Ada kekhawatiran yang berkembang dalam beberapa tahun terakhir atas perlakuan terhadap pekerja migran, dengan tujuh perusahaan Malaysia dilarang oleh Amerika Serikat dalam dua tahun terakhir atas apa yang digambarkan sebagai "kerja paksa".
Respons Kemlu
Kemlu RI menyebut, pihak Malaysia tidak mematuhi kesepakatan dalam nota kesepahaman (MoU) terkait penempatan pekerja migran sektor domestik dari Indonesia ke Malaysia yang ditandatangani pada 1 April lalu.
"Perwakilan kita di Malaysia menemukan beberapa bukti bahwa Malaysia masih menerapkan system maid online (SMO)," ucap Direktur Perlindungan WNI dan Badan Hukum Indonesia (PWNI dan BHI) Kementerian Luar Negeri Judha Nugraha, dalam pembaruan pers virtual di Jakarta, Kamis, 14 Juli 2022.
Kemlu RI menyebut, sistem mekanisme perekrutan ini di luar kesepakatan yang da dalam MoU tersebut. Hal ini, kata Judha, tidak sesuai dengan isi yang ditandatangani bersama.
"Secara khusus, SMO ini membuat posisi pekerja migran kita menjadi rentan tereksploitasi, karena mekanisme perekrutan ini 'mem-by pass' UU no.18 tahun 2017, mengenai perlindungan pekerja migran," tegas Judha.
Ia menambahkan, pekerja migran Indonesia yang berangkat dengan sistem ini, akhirnya tidak melalui tahap-tahap yang legal. Menyikapi hal tersebut, diadakan rapat dengan kementerian dan lembaga di pemerintah pusat.
"Diputuskan untuk menghentikan sementara waktu penempatan WNI ke Malaysia termasuk komitmen untuk menghentikan mekanisme SMO penempatan pekerja migran Indonesia sektor domestik ke Malaysia," ungkap Judha.

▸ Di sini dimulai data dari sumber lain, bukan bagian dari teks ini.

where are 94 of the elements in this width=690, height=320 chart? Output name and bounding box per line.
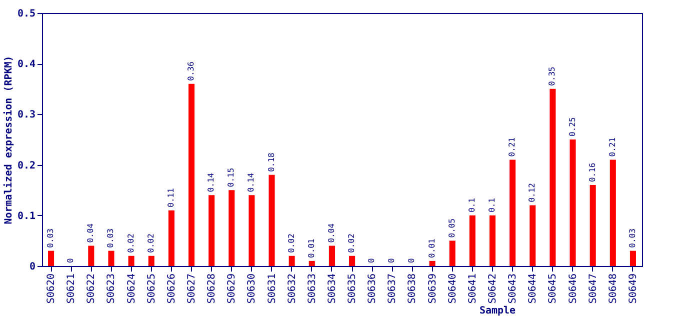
data-label: 0.01 bbox=[427, 238, 436, 258]
bar bbox=[349, 256, 356, 266]
data-label: 0.36 bbox=[186, 61, 196, 81]
data-label: 0.11 bbox=[166, 188, 176, 208]
data-label: 0 bbox=[367, 258, 376, 263]
bar bbox=[188, 84, 195, 266]
data-label: 0.21 bbox=[608, 137, 617, 157]
x-tick-label: S0627 bbox=[186, 274, 198, 304]
data-label: 0.05 bbox=[447, 218, 456, 238]
data-label: 0.02 bbox=[126, 233, 136, 253]
data-label: 0.35 bbox=[548, 66, 557, 86]
bar bbox=[228, 190, 235, 266]
x-tick-label: S0648 bbox=[608, 274, 619, 304]
data-label: 0.1 bbox=[488, 198, 496, 212]
bar bbox=[610, 160, 616, 266]
y-tick-label: 0.2 bbox=[17, 160, 36, 172]
data-label: 0 bbox=[407, 258, 416, 263]
x-tick-label: S0621 bbox=[66, 274, 78, 304]
y-tick-label: 0.1 bbox=[17, 210, 36, 222]
y-tick-label: 0.4 bbox=[17, 59, 36, 70]
bar bbox=[530, 205, 536, 266]
x-tick-label: S0638 bbox=[407, 274, 418, 304]
bar bbox=[308, 260, 315, 266]
x-tick-label: S0628 bbox=[206, 274, 218, 304]
y-axis-title: Normalized expression (RPKM) bbox=[2, 56, 14, 224]
x-tick-label: S0647 bbox=[588, 274, 599, 304]
bar bbox=[469, 215, 476, 266]
bar bbox=[328, 246, 335, 266]
x-tick-label: S0646 bbox=[568, 274, 579, 304]
x-tick-label: S0620 bbox=[46, 274, 58, 304]
bar bbox=[630, 250, 636, 266]
bar bbox=[449, 240, 456, 266]
data-label: 0.14 bbox=[206, 172, 216, 192]
data-label: 0 bbox=[66, 258, 76, 263]
x-tick-label: S0645 bbox=[548, 274, 559, 304]
bar bbox=[590, 185, 596, 266]
bar bbox=[88, 246, 94, 266]
bar bbox=[168, 210, 174, 266]
x-tick-label: S0635 bbox=[347, 274, 358, 304]
bar bbox=[510, 160, 516, 266]
x-tick-label: S0639 bbox=[427, 274, 438, 304]
data-label: 0.16 bbox=[588, 162, 597, 182]
x-tick-label: S0636 bbox=[367, 274, 378, 304]
data-label: 0.03 bbox=[106, 228, 116, 248]
data-label: 0 bbox=[387, 258, 396, 263]
data-label: 0.15 bbox=[226, 168, 236, 188]
x-tick-label: S0640 bbox=[447, 274, 458, 304]
data-label: 0.21 bbox=[508, 137, 517, 157]
x-tick-label: S0649 bbox=[628, 274, 639, 304]
x-tick-label: S0626 bbox=[166, 274, 178, 304]
data-label: 0.1 bbox=[467, 198, 476, 212]
x-tick-label: S0632 bbox=[286, 274, 298, 304]
x-tick-label: S0630 bbox=[246, 274, 258, 304]
x-tick-label: S0637 bbox=[387, 274, 398, 304]
data-label: 0.18 bbox=[266, 152, 276, 172]
bar bbox=[550, 88, 556, 266]
data-label: 0.03 bbox=[46, 228, 56, 248]
bar bbox=[429, 260, 436, 266]
x-tick-label: S0622 bbox=[86, 274, 98, 304]
x-tick-label: S0644 bbox=[528, 274, 539, 304]
x-tick-label: S0642 bbox=[488, 274, 498, 304]
bar bbox=[570, 140, 576, 266]
bar bbox=[48, 250, 54, 266]
bar bbox=[128, 256, 134, 266]
data-label: 0.02 bbox=[286, 233, 296, 253]
x-tick-label: S0623 bbox=[106, 274, 118, 304]
y-tick-label: 0.3 bbox=[17, 110, 36, 121]
bar bbox=[248, 195, 255, 266]
data-label: 0.25 bbox=[568, 117, 577, 136]
data-label: 0.02 bbox=[146, 233, 156, 253]
data-label: 0.02 bbox=[347, 233, 356, 253]
y-tick-label: 0.5 bbox=[17, 8, 36, 20]
x-tick-label: S0641 bbox=[467, 274, 478, 304]
y-tick-label: 0 bbox=[29, 262, 36, 272]
x-tick-label: S0633 bbox=[306, 274, 318, 304]
x-tick-label: S0634 bbox=[326, 274, 338, 304]
data-label: 0.14 bbox=[246, 172, 256, 192]
bar bbox=[108, 250, 114, 266]
bar bbox=[148, 256, 154, 266]
data-label: 0.04 bbox=[86, 223, 96, 243]
bar bbox=[489, 215, 496, 266]
data-label: 0.12 bbox=[528, 182, 537, 202]
bar bbox=[208, 195, 215, 266]
x-tick-label: S0629 bbox=[226, 274, 238, 304]
x-tick-label: S0625 bbox=[146, 274, 158, 304]
x-tick-label: S0643 bbox=[508, 274, 519, 304]
x-tick-label: S0631 bbox=[266, 274, 278, 304]
data-label: 0.03 bbox=[628, 228, 637, 248]
data-label: 0.04 bbox=[326, 223, 336, 243]
x-axis-title: Sample bbox=[479, 306, 516, 317]
x-tick-label: S0624 bbox=[126, 274, 138, 304]
data-label: 0.01 bbox=[306, 238, 316, 258]
bar bbox=[268, 174, 275, 266]
bar bbox=[288, 256, 295, 266]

Keputusan ini disampaikan secara resmi oleh KBRI Kuala Lumpur kepada Kementerian Sumber Manusia Malaysia.
Judha mengatakan, kementerian tersebut yang menandatangani MoU pada April lalu, bersama dengan Kementerian Ketenagakerjaan Indonesia.
Dari hasil monitor KBRI Kuala Lumpur, Kementerian Sumber Manusia Malaysia telah menerbitkan surat yang menyampaikan segera membahas isu ini dengan Kementerian Dalam Negeri Indonesia.
Mekanisme SMO ini berada di bawah kewenangan Kementerian Dalam Negeri Malaysia.
"Kami mengharapkan hasil positif dalam pembahasan tersebut," pungkas Judha.